Now, in Photoshop CS6, the Patch Tool now has a Content-Aware option on the Options Bar.
This allows you to tell Photoshop which area of the image to sample. Just like the Patch Tool in previous versions, dragging your selection on top of a ‘clean’ area will tell Photoshop to replace your selection with that area. In this case, the clear sky to the left of the castle. This will avoid any unnecessary sampling.
Ever since Adobe introduced Content-Aware Scale in Photoshop CS4, more and more tools have been benefitting from this incredible technology. In addition to the Patch Tool now including a Content-Aware option, Photoshop CS6 also includes a brand new tool. The Content-Aware Move Tool.
The Content-Aware Move Tool contains two options. Move and Extend.
I’m sure you can guess what this might do. This option allows you to move an object from A to B. The first step is to make a selection around the object that you want to move, making sure to leave a little bit of room around the edges.
When the selection is made, drag the subject to it’s new location. Photoshop will not only move/blend the subject to it’s new location, but it will also remove it from the old location.
The second option within Content-Aware, is Extend. This will allow you to extend the length of objects, such as buildings or animals. After creating a selection around a portion of the object you want to extend, dragging it slightly in the direction you want to extend will initiate the extension.

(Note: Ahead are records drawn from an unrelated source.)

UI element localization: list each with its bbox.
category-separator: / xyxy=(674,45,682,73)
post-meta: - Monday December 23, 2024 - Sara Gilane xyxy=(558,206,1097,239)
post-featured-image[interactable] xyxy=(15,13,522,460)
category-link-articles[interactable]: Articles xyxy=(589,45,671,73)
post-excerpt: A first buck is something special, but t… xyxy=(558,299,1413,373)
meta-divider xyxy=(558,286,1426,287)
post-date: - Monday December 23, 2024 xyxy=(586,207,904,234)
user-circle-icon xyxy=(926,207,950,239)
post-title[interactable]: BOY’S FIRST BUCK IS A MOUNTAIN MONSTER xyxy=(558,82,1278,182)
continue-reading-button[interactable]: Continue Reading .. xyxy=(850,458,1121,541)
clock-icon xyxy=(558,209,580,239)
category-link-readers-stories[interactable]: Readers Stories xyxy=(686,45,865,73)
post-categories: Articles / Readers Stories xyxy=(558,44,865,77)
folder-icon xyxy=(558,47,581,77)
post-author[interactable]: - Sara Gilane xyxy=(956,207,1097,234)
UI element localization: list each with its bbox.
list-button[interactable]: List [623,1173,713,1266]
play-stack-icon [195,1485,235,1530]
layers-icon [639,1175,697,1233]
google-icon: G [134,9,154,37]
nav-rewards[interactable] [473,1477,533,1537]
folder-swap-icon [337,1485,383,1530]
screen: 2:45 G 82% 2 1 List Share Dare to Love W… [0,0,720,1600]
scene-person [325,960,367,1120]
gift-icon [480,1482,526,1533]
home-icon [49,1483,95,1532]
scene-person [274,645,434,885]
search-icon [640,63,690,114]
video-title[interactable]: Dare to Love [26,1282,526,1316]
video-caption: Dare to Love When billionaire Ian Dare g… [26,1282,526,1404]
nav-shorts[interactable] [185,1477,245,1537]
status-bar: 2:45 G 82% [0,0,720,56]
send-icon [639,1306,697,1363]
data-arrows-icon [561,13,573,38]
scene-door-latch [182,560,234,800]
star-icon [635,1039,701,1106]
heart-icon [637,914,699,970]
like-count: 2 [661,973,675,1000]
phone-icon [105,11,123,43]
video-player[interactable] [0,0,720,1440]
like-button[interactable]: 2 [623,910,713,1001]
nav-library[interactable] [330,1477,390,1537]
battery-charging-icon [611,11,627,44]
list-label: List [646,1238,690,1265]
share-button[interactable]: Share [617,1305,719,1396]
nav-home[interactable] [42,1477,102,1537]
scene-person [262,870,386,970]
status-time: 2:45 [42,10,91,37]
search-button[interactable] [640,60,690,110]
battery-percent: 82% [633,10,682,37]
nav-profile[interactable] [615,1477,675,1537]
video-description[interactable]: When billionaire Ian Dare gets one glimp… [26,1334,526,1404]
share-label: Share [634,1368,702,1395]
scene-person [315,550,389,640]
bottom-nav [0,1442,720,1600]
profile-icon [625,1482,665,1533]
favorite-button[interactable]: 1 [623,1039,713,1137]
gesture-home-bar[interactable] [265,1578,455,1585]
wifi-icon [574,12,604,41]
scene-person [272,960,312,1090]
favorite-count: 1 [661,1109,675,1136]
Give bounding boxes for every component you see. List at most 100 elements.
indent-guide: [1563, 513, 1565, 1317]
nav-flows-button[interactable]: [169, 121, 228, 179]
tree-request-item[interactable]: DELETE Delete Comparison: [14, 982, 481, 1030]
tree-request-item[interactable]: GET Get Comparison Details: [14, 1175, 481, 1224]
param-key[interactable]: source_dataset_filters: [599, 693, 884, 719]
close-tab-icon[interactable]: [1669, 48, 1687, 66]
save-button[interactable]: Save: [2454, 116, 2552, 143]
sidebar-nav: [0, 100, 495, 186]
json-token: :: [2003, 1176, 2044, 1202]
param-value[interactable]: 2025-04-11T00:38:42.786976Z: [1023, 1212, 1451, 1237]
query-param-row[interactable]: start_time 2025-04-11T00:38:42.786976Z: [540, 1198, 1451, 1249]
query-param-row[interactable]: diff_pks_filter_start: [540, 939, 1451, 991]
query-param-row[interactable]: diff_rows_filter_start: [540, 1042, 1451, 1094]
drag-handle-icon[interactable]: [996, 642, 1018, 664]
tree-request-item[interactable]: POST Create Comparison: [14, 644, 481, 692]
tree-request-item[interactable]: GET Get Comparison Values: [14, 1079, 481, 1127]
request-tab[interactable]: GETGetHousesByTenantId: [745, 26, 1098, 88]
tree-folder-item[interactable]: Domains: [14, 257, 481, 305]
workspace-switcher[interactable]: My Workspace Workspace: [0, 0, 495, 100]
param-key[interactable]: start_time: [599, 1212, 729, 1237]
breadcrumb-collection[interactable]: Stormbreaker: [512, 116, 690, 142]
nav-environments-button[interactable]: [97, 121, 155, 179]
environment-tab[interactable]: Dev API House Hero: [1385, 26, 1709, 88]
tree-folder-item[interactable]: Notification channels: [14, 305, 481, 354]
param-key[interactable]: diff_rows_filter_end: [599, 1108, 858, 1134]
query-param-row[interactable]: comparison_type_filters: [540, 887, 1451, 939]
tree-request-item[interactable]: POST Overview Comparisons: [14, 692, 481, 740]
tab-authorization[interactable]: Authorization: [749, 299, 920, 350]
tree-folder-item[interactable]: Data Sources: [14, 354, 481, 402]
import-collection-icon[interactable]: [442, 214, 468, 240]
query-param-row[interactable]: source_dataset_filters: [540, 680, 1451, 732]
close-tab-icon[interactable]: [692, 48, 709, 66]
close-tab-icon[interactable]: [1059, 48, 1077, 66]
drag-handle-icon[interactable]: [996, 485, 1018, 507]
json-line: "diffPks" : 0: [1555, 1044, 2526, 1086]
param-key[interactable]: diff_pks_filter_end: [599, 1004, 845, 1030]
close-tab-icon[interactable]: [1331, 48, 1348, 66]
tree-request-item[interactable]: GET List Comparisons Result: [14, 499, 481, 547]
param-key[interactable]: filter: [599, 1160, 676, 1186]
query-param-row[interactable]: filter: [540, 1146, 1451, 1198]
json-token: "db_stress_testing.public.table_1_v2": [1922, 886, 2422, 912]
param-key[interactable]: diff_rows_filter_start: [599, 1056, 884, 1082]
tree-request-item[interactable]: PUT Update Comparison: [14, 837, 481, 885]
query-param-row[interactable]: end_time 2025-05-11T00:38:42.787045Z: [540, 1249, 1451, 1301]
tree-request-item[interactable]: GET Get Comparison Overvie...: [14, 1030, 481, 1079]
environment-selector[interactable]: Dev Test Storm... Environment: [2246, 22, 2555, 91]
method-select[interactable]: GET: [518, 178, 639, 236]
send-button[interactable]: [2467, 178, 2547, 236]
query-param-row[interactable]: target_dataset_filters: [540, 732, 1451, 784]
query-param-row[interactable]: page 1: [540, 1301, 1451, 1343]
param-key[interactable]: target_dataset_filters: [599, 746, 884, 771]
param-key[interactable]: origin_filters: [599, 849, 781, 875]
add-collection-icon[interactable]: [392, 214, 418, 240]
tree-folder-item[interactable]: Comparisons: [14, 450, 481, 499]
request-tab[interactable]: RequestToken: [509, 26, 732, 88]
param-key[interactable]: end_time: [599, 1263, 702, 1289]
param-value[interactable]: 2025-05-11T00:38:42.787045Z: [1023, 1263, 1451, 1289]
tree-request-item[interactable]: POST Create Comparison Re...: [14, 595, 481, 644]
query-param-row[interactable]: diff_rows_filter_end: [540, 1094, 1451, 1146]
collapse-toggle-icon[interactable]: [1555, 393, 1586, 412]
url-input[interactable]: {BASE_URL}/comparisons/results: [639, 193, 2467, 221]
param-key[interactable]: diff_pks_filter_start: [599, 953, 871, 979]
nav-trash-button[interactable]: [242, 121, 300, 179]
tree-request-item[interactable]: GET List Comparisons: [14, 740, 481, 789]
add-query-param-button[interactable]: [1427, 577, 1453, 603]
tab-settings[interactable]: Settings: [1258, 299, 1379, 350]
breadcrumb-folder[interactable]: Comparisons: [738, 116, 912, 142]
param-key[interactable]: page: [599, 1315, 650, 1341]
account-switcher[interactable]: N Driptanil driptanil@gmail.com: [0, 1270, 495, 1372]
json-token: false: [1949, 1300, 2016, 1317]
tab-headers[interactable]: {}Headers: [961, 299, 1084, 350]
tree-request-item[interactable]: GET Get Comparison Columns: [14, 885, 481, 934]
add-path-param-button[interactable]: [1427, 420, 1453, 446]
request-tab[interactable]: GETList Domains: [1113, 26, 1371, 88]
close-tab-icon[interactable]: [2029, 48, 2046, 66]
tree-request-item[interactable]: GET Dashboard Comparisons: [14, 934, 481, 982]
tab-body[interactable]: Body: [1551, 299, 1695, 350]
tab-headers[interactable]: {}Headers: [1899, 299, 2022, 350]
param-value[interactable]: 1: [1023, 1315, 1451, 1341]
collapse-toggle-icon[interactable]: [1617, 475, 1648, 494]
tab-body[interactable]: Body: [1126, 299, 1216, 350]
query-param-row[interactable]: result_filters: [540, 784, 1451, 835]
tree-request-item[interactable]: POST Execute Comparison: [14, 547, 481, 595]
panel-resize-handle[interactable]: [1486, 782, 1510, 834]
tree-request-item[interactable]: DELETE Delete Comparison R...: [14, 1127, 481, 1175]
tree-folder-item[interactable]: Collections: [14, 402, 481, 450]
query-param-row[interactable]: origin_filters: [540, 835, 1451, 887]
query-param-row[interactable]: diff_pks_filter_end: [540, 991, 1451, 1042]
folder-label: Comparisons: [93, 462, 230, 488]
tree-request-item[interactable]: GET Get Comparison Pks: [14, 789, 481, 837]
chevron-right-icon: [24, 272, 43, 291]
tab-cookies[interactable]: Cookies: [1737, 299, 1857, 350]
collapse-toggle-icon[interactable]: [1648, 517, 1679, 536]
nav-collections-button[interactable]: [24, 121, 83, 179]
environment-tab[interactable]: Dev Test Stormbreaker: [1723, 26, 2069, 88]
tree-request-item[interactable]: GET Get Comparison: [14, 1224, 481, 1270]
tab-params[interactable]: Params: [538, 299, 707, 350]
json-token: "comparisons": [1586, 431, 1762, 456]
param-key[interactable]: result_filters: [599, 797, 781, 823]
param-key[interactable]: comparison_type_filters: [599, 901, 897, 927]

For years, I have dreamt of a semi-decent Photoshop filter that would allow me to turn my photos into a painting. I’ve scoured countless number of tutorials, and while I was able to achieve decent results, they just never felt ‘right’. Well, my friends, Photoshop CS6 not only brings a new filter to the table, but many of our requests have finally been answered. After trying out the new Oil Paint filter, I can honestly say, this is my new favorite filter. It is so simplistic, yet the results are brilliant.
4. Layer Styles on Groups
Traditionally, if you wanted to add the same Layer Styles to multiple layers, you would have to add them to one layer first, then copy/paste them onto the other layers. Now, in Photoshop CS6, you have the ability to add Layer Styles to a group! This means, that all layers within that group will benefit from those Layer Styles!
5. Camera Raw
Camera Raw in Photoshop CS6 has been updated! Camera Raw 7 brings new adjustments that allows users to retrieve more information than they ever have before. The Clarity adjustment has also been improved to bring back more detail, and leaves out those nasty halo effects! Finally, the adjustment brushes have been updated to include more adjustments, including noise reduction!
A more detailed video on the changes to Camera Raw will come soon!